“Undoubtedly the man who possesses capital has a great advantage over the man who has no capital, in all the struggle for existence.
This does not mean one man has an advantage against the other, but that, when they are rivals in the effort to get the means of subsistence from Nature, the one who has capital has immeasurable advantages over the other. If were not so capital would not be formed. Capital is only formed by self-denial….
The first accumulation costs by far the most, and the rate of increase by profits at first seems pitiful. Its first accumulation is slow, but as it proceeds the accumulation becomes rapid in a high ratio, and the element of self-denial declines.
Hence it appears that the man who has his self-denial before him, however good may be his intention, cannot be as the man who has his self-denial behind him. Some seem to think that this is very unjust, but they get their notions of justice from some occult source of inspiration, not from observing the facts of the world as it has been made and exists.
The maxim, or injunction, to which a study of capital leads us is, get capital.

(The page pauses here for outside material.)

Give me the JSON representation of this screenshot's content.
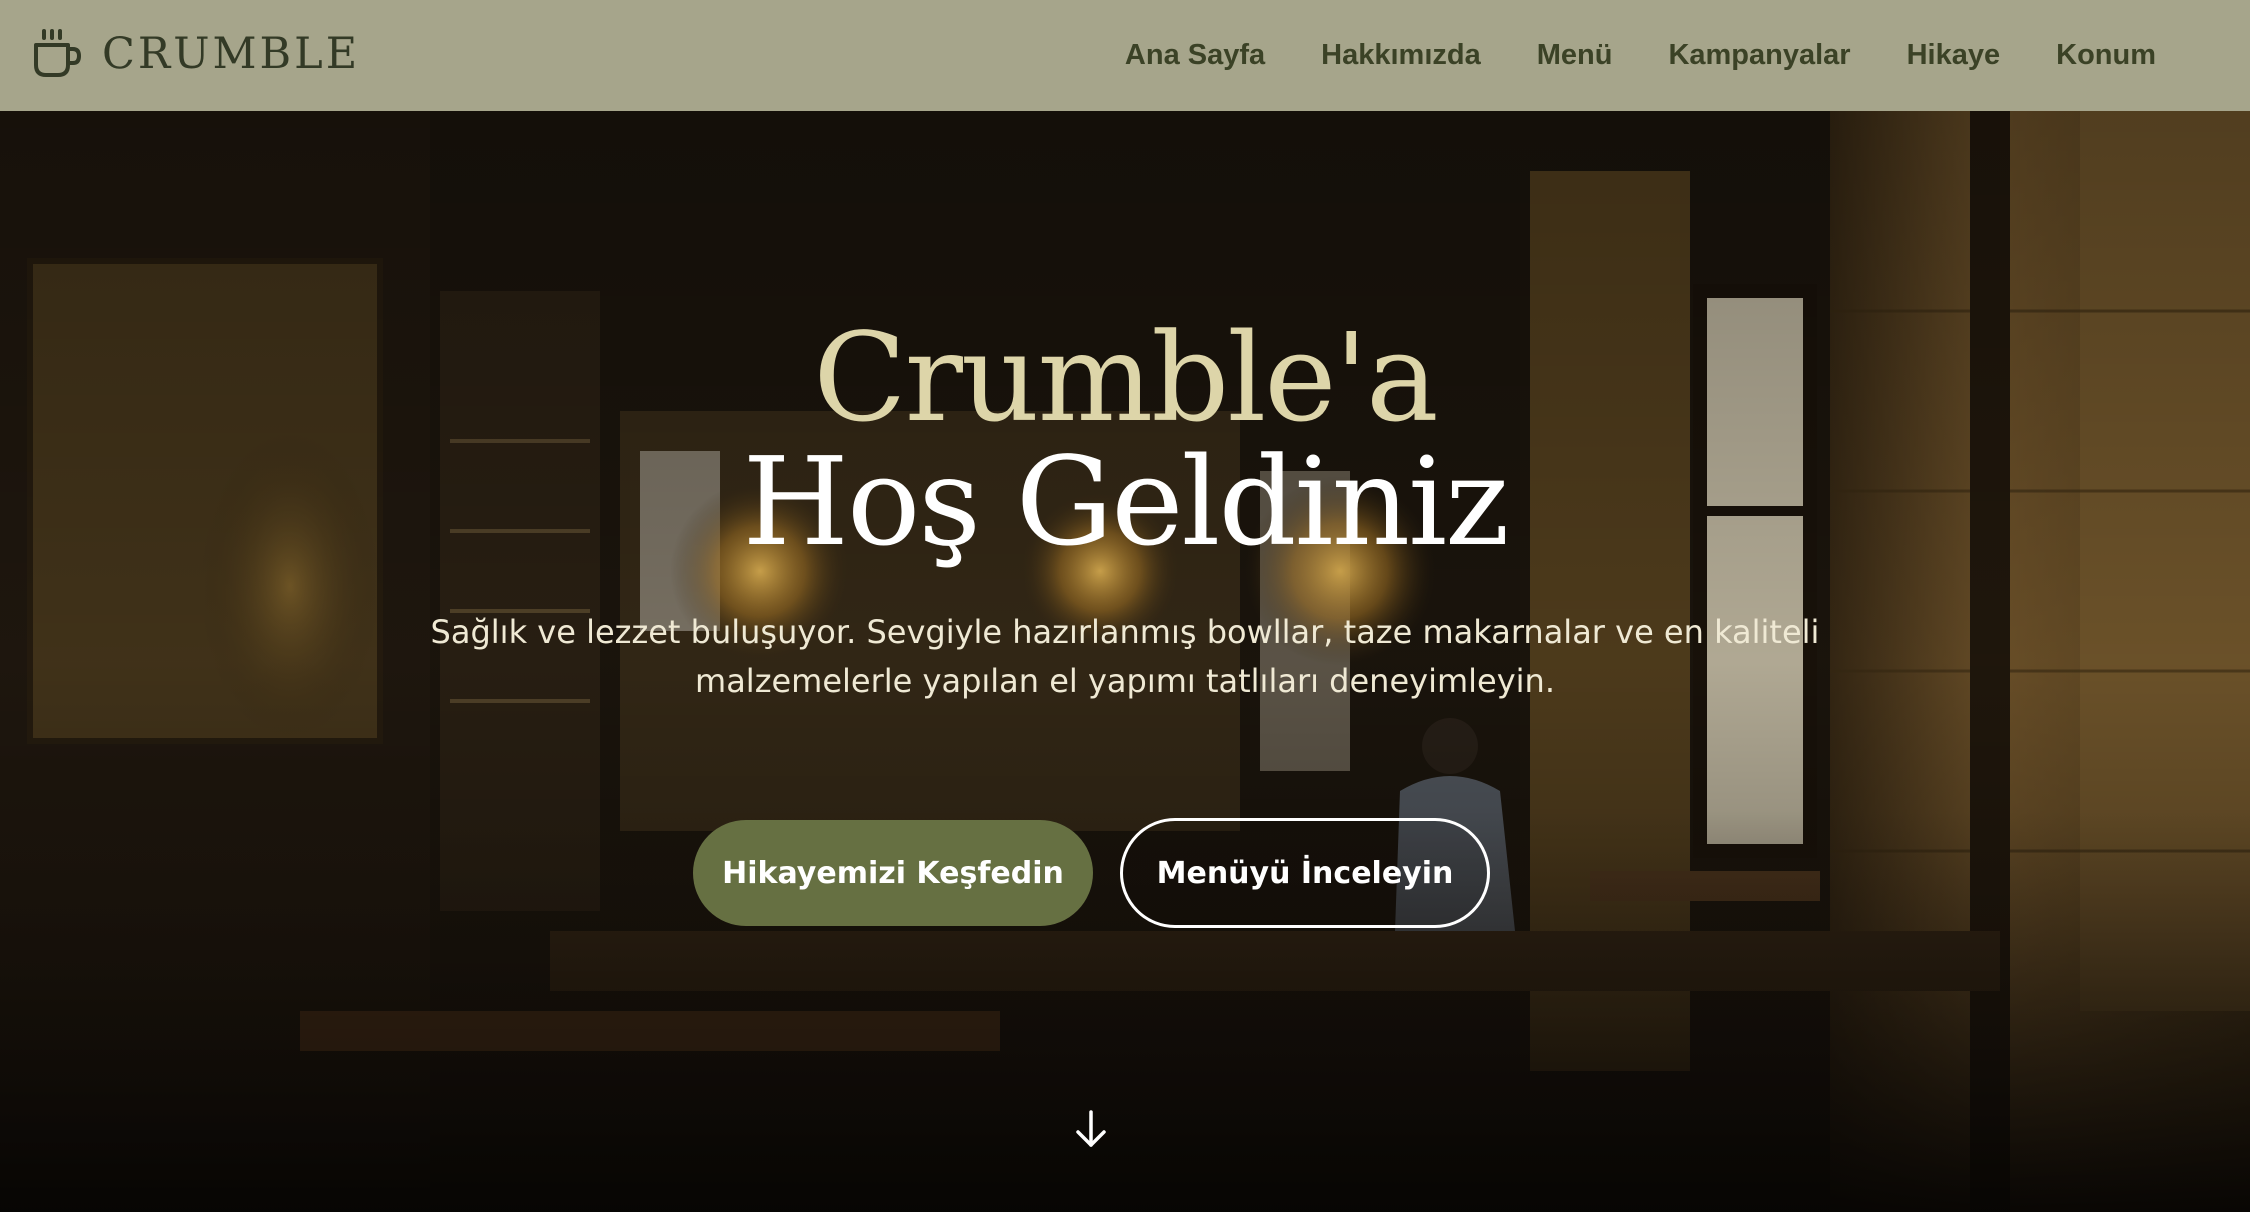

That it [capital] requires energy, courage, perseverance, and prudence is not to be denied. Any one who believes that any good thing on this earth can be got without those virtues may believe in the philosopher’s stone or the fountain of youth. If there were any Utopia its inhabitants would certainly be very insipid and characterless“.
- William Graham Sumner, 1883, What Social Classes Owe to Each Other, pages 49 and 50.